The Rogers precedent is currently being revisited in a case pending at the Supreme Court, involving a lawsuit brought by the makers of Jack Daniel’s, who are asserting trademark claims against a company that made a dog toy that is a replica of the brand’s whiskey bottle.

Hermès sued Mr. Rothschild in January 2022, labeling him a “digital speculator who is seeking to get rich quick.” The company argues his MetaBirkins diluted its brand and confused consumers, while allowing him to profit unlawfully off the goodwill of its sought-after luxury product.

“He seeks to make his fortune by swapping out Hermès’ ‘real life’ rights for ‘virtual rights,’” the company said in court documents.

Hermès said that while it hasn’t yet minted or sold any NFTs, Mr.

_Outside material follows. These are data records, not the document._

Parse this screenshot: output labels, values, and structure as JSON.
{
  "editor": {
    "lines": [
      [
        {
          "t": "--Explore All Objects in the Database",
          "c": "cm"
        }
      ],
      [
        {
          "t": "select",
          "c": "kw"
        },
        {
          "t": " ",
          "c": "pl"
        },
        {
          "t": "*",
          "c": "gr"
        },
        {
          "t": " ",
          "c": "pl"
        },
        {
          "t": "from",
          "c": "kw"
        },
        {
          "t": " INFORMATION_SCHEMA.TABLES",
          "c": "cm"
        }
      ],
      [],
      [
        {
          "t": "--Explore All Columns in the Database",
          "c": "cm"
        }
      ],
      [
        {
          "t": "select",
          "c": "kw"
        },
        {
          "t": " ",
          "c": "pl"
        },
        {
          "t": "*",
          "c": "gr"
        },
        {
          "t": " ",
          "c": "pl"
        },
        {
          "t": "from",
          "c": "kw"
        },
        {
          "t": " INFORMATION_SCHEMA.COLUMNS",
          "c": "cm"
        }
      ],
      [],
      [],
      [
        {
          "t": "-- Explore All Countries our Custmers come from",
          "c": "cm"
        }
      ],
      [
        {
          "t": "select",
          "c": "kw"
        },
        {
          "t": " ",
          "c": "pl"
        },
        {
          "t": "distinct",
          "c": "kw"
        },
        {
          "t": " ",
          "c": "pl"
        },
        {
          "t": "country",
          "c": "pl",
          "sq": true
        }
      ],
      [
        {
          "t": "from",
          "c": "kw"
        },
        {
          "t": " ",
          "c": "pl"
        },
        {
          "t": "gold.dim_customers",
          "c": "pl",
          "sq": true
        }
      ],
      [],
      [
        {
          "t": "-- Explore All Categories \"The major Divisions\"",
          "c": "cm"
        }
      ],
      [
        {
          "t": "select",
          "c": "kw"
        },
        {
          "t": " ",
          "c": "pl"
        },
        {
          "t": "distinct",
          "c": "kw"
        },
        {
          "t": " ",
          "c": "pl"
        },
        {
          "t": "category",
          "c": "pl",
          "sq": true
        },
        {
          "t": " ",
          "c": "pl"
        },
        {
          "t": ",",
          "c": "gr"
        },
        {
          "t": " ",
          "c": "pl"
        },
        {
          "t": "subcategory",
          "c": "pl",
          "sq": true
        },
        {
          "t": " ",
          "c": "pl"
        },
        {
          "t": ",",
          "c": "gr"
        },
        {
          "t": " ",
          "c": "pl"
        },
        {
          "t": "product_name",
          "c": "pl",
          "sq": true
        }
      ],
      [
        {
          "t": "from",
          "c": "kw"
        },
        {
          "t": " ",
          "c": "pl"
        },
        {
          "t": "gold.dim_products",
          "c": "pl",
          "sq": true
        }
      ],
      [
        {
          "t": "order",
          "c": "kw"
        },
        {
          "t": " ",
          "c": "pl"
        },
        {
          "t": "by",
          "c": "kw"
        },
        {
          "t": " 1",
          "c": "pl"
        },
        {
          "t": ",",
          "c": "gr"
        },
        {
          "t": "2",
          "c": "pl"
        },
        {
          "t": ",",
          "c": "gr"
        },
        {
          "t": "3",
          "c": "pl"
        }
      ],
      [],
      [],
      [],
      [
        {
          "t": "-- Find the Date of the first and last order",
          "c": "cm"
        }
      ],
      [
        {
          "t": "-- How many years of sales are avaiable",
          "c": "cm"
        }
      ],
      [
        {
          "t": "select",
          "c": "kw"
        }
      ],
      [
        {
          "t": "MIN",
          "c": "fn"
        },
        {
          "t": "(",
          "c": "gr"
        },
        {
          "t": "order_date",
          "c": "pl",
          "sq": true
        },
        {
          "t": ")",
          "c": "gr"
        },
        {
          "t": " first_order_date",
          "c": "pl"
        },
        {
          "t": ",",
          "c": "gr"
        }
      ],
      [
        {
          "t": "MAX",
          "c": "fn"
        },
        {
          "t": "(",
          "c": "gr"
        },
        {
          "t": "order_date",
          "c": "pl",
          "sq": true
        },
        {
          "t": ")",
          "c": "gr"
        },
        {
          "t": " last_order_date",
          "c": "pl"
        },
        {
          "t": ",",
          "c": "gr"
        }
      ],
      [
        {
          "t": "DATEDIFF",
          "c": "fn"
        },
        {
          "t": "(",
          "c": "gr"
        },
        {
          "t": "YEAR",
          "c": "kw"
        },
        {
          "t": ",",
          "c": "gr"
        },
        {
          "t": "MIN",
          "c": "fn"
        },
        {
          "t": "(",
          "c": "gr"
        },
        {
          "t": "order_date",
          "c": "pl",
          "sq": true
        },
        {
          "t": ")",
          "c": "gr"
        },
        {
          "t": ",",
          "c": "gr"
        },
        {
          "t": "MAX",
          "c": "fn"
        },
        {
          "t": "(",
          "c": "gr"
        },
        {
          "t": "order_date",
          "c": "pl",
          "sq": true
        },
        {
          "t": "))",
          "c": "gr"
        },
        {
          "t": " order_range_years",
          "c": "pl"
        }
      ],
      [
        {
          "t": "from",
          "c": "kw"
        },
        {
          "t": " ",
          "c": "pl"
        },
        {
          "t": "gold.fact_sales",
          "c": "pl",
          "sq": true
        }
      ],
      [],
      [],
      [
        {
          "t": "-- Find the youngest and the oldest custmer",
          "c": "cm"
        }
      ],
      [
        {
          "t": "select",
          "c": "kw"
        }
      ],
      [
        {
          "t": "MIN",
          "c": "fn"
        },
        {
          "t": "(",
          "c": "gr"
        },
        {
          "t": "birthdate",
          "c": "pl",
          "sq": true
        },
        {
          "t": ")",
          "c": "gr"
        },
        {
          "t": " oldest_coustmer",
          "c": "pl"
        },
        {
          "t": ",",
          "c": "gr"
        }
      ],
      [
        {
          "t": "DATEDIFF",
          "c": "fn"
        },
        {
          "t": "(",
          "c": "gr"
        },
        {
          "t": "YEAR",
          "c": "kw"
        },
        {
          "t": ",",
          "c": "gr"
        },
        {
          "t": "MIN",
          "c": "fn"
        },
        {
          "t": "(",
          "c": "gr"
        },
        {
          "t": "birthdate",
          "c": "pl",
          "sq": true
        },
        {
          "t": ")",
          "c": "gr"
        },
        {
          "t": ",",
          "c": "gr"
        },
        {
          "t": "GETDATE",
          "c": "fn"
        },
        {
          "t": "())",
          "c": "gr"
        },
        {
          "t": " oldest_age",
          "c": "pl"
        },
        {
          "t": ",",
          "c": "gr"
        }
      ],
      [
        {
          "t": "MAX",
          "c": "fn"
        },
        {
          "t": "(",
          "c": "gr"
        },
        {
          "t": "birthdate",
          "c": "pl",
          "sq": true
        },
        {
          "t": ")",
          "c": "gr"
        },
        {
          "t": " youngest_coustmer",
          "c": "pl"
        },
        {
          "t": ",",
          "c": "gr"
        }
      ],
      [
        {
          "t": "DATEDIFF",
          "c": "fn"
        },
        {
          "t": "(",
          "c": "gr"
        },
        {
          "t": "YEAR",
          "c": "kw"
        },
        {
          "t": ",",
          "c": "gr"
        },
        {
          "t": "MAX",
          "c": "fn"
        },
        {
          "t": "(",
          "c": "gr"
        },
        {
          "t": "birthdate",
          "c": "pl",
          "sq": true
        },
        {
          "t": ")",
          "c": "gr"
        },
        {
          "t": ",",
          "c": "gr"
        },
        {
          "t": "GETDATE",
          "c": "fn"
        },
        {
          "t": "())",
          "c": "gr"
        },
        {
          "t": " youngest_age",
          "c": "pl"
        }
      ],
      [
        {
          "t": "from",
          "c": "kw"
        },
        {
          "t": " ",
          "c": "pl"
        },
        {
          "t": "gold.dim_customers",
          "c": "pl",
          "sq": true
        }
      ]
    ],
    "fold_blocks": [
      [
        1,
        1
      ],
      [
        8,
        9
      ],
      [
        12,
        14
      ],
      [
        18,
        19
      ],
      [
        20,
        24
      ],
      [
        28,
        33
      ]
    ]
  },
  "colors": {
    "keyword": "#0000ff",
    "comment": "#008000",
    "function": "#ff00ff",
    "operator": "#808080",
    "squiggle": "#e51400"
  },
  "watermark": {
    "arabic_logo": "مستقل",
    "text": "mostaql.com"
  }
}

Rothschild’s actions pre-empt its ability to offer products and services in virtual marketplaces.

U.S. District Judge Jed Rakoff in Manhattan, who is presiding over the case, has rejected requests from both sides to rule in their favor ahead of the jury trial, which begins with jury selection Monday.

New York University law professor Amy Adler said the central issues in the case are in many ways the latest chapter in the age-old debate about the applicability of trademarks in the world of art. Still, “there’s a question of whether this case will serve as a game-changer for intellectual property law,” she said.